Les journées du film engagé d’Alger se sont ouvertes le 12 décembre avec un documentaire sur la cause saharaouie, « Les enfants des nuages ». Si ce festival international né il y a 5 ans met à l’honneur des films de tous les continents, il reste une tribune pour des réalisatrices et réalisateurs algériens, comme Bahia Bencheikh El Fegoun qui y présentait son documentaire « Nous dehors » samedi dernier.
Tapis rouge et lumière chaleureuse, le cinéma El Mouggar d’Alger était bondé vendredi soir pour l’ouverture de la cinquième édition des Journées du film engagé. Le documentaire « Les enfants des nuages » d’Alvaro Longoria, sur l’immobilisme de la communauté internationale devant la situation du Sahara occidental, a ouvert le festival, durant lequel 16 films seront projetés jusqu’à jeudi prochain.
Un principe commun : la défense de la dignité humaine
Au programme, des documentaires et des fictions qui racontent des histoires d’hommes et témoignent de combats menés ou à mener pour faire aboutir un engagement au service du bien commun. Place de la femme dans l’espace public, gaz de schiste, désindustrialisation, apartheid : la programmation du festival est riche et hétéroclite cette année. Elle laisse aussi bien la place à des films salués par la critique comme Timbuktu du mauritanien Abderrahmane Sissako qu’à des moyens-métrage moins connus comme Loubia Hamra de l’algérienne Narimane Mari.
Au risque de s’y perdre ? « Nous choisissons d’abord les films pour leur qualité. Après, nous avons des critères d’équilibre. La sélection est basée sur le cinéma algérien, le cinéma africain, et le cinéma arabe, mais nous choisissons aussi des films d’autres horizons » explique Ahmed Bedjaoui, membre du comité de sélection depuis la première édition des Journées du Film engagé. « Nous essayons de composer un véritable festival international en posant un regard sur des situations différentes, mais avec toujours un principe commun : la défense de la dignité humaine ».
Le cinéma algérien et ses combats
Sur les 16 films projetés, 3 ont été réalisés par des algériens ou des franco-algériens. Loubia Hamra, de Narimane Mari, Enemy way de Rachid Bouchareb (même si la production est franco-américaine) et Nous dehors (H’na Barra) de la réalisatrice Bahia Bencheikh El Fegoun.
Cette dernière nous parle de son documentaire, projeté samedi, qu’elle a réalisé avec Meriem Achour Bouakkaz. En prenant le voile comme point de départ, les deux réalisatrices évoquent la place de la femme dans l’espace public, un thème encore tabou en Algérie. « Au départ, nous étions partie pour parler du voile en Algérie, puis de fil en aiguille on en est arrivé à faire un film sur ce que c’est d’être une femme dans l’espace public en Algérie » explique Bahia Bencheikh.
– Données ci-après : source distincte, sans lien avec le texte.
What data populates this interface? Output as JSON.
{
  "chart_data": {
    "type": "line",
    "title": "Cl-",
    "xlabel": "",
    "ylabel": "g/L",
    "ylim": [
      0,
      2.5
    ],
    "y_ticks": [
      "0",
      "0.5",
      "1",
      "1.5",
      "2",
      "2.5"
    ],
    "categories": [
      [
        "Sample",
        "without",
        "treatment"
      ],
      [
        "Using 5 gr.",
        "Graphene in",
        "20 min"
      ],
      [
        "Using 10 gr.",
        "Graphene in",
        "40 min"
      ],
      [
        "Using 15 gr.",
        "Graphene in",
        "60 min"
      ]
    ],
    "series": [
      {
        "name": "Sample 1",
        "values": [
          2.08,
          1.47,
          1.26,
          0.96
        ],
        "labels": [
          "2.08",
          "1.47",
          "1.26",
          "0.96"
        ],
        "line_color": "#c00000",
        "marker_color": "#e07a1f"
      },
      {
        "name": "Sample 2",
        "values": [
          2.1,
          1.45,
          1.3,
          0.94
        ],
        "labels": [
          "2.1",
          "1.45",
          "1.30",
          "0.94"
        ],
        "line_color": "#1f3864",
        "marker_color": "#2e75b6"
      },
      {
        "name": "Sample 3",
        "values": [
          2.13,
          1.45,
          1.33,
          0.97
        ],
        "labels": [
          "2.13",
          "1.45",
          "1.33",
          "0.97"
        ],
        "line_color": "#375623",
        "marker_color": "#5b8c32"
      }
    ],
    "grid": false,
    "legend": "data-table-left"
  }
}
Les deux réalisatrices suivent le parcours d’une jeune femme voilée qui hésite à enlever son hijab. Le spectateur assiste à ses discussions avec des Algériennes, voilées et non voilées, qui, par leurs histoires, mettent en lumière la violence quotidienne qui s’exerce contre elles. « Dans ce film je ne me positionne ni pour ni contre le voile, car il n’est pas question de porter un jugement sur le choix des unes ou des autres. La question que je pose c’est : jusqu’à quel point est-ce un choix ? » précise Bahia Bencheikh. Avec ce film, les deux réalisatrices entendent éveiller les consciences et faire réfléchir le public sur la condition de la femme algérienne. « Nous sommes dans une société où le groupe pèse énormément, et où l’on préfère se plier aux codes sociaux que de faire des choix ».
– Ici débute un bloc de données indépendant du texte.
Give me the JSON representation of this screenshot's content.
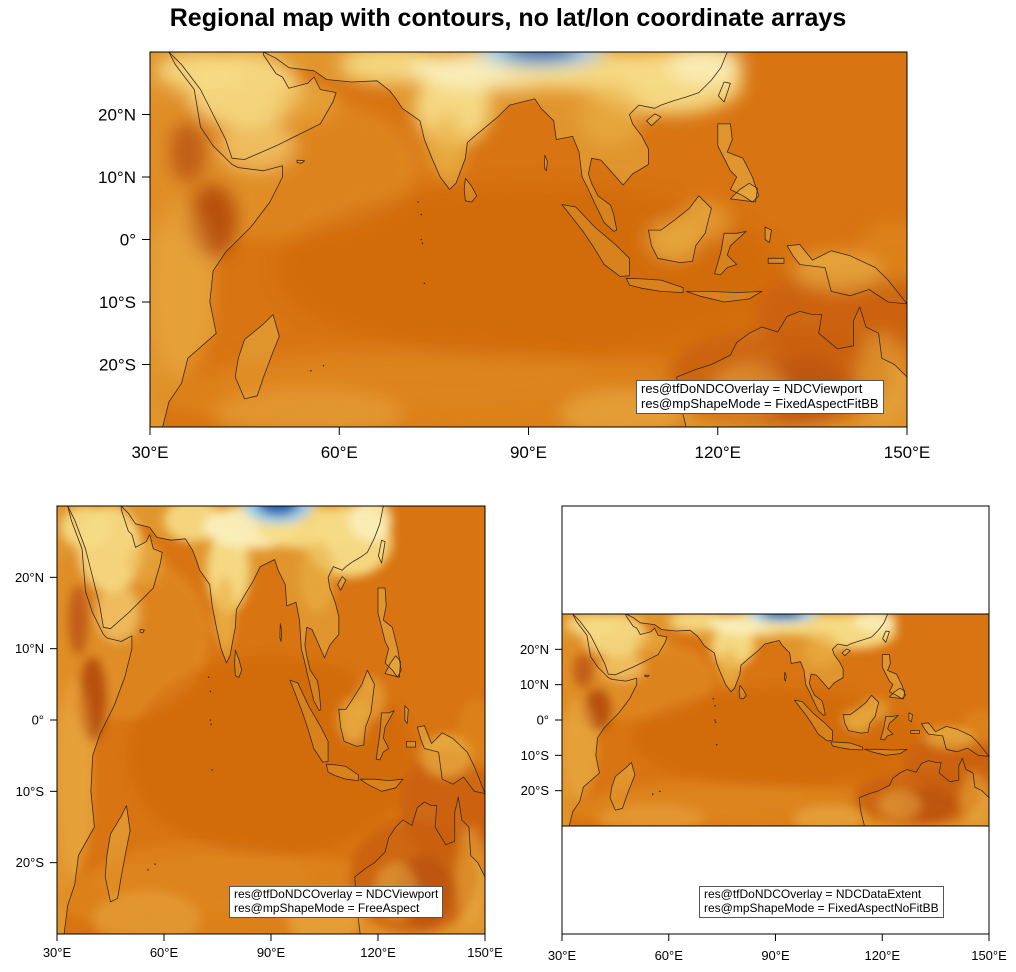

Interpeller et faire réfléchir le spectateur. C’est la mission que se sont données les Journées du film engagé depuis cinq ans. Une recette qui fonctionne, à en croire Ahmed Bedjaoui. « Le public est le seul à juger de la qualité de la sélection. Et les salles sont pleines ! L’adhésion du public, sa fidélité, son ENGAGEMENT prouve que le cinéma engagé est encore susceptible d’intéresser aujourd’hui ».